Published October 28, 2015
Cross a finish line this summer and chances are you'll be handed a banana. What gives? In a word: potassium.
One of your body's most important electrolytes, potassium helps carry electrical impulses throughout your body so your cells communicate and do what they need to do—like keep you living. Deficiencies are linked to muscle fatigue, cramping, constipation, and even heart irregularities. Plus, potassium helps your body convert carbs into glycogen—your body's form of stored quick-acting energy. So when you're running low on energy after a workout, some potassium give you some oomph and get your muscles the fuel they need for growth and repair.

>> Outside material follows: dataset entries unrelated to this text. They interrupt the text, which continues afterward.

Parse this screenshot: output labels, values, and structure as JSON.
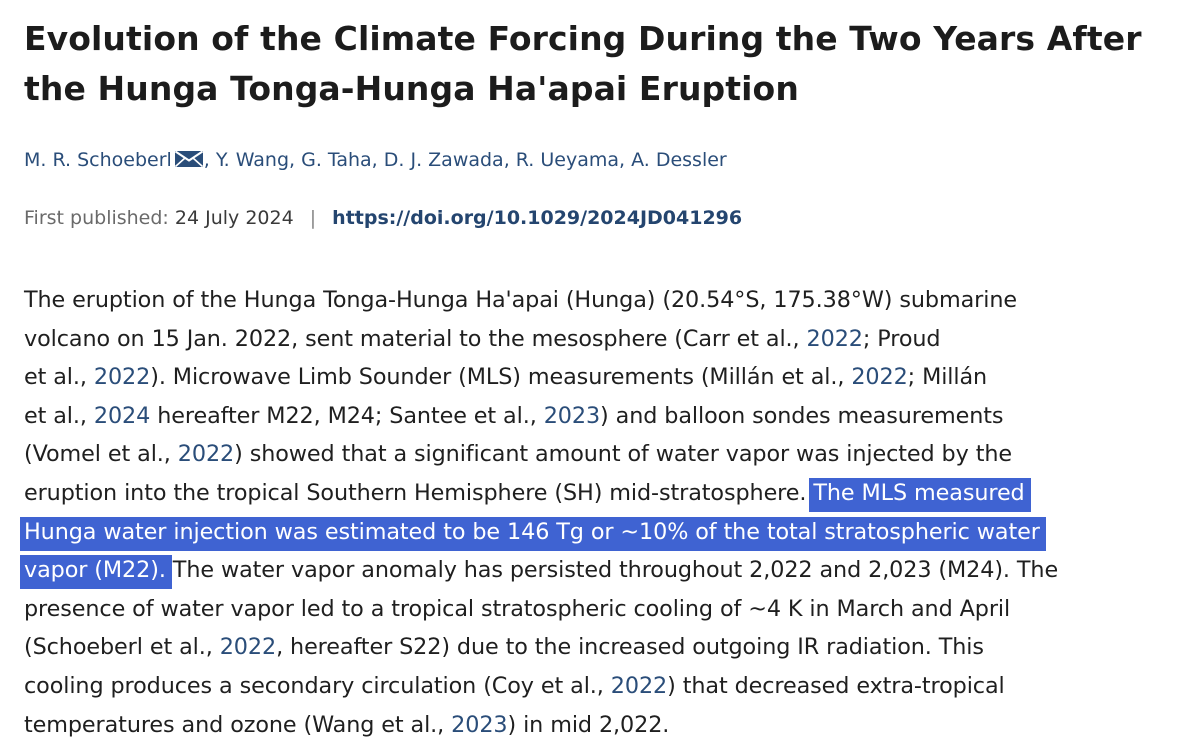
{
  "title": {
    "line1": "Evolution of the Climate Forcing During the Two Years After",
    "line2": "the Hunga Tonga-Hunga Ha'apai Eruption"
  },
  "authors": {
    "first": "M. R. Schoeberl",
    "rest": ", Y. Wang, G. Taha, D. J. Zawada, R. Ueyama, A. Dessler",
    "icon": "mail-icon"
  },
  "publication": {
    "label": "First published:",
    "date": "24 July 2024",
    "separator": "|",
    "doi": "https://doi.org/10.1029/2024JD041296"
  },
  "abstract": {
    "l1": {
      "a": "The eruption of the Hunga Tonga-Hunga Ha'apai (Hunga) (20.54°S, 175.38°W) submarine"
    },
    "l2": {
      "a": "volcano on 15 Jan. 2022, sent material to the mesosphere (Carr et al., ",
      "r1": "2022",
      "b": "; Proud"
    },
    "l3": {
      "a": "et al., ",
      "r1": "2022",
      "b": "). Microwave Limb Sounder (MLS) measurements (Millán et al., ",
      "r2": "2022",
      "c": "; Millán"
    },
    "l4": {
      "a": "et al., ",
      "r1": "2024",
      "b": " hereafter M22, M24; Santee et al., ",
      "r2": "2023",
      "c": ") and balloon sondes measurements"
    },
    "l5": {
      "a": "(Vomel et al., ",
      "r1": "2022",
      "b": ") showed that a significant amount of water vapor was injected by the"
    },
    "l6": {
      "a": "eruption into the tropical Southern Hemisphere (SH) mid-stratosphere. ",
      "hl": "The MLS measured"
    },
    "l7": {
      "hl": "Hunga water injection was estimated to be 146 Tg or ~10% of the total stratospheric water"
    },
    "l8": {
      "hl": "vapor (M22).",
      "b": " The water vapor anomaly has persisted throughout 2,022 and 2,023 (M24). The"
    },
    "l9": {
      "a": "presence of water vapor led to a tropical stratospheric cooling of ~4 K in March and April"
    },
    "l10": {
      "a": "(Schoeberl et al., ",
      "r1": "2022",
      "b": ", hereafter S22) due to the increased outgoing IR radiation. This"
    },
    "l11": {
      "a": "cooling produces a secondary circulation (Coy et al., ",
      "r1": "2022",
      "b": ") that decreased extra-tropical"
    },
    "l12": {
      "a": "temperatures and ozone (Wang et al., ",
      "r1": "2023",
      "b": ") in mid 2,022."
    }
  },
  "colors": {
    "link": "#2a4d79",
    "doi": "#24456f",
    "highlight": "#3f63d2",
    "text": "#1f1f1f"
  }
}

But 70 percent of your body's potassium is in your fluids (think: plasma, blood, and sweat). So the more you sweat, the more potassium you lose, and the more you need to take in after a workout. And chances are you need more than that banana's paltry 422 mg. Here are four bigger, better sources:
Lending even more credence to the belief that everything's better with avocado: 1 cup of sliced avocado contains 708 mg of potassium. Just don't eat this after every workout, or you could end up taking in more calories than you should.
We doubt you're actually weighing your sweet potatoes, but a 130g spud (about 5 inches long) packs 438 mg of potassium. Plus, it comes with a hefty load of carbs, which can make it even easier for potassium to do its glycogen-revving thing.
Plain Non-Fat Yogurt
A single 8-ounce serving will score you 579 grams of the good stuff—not to mention a hefty dose of protein, which is essential after any workout for muscle synthesis.
The ultimate in post-workout hydration, one glass of coconut water packs about 480 mg of potassium—way more than just about any "electrolyte-replacing" sports drink out there.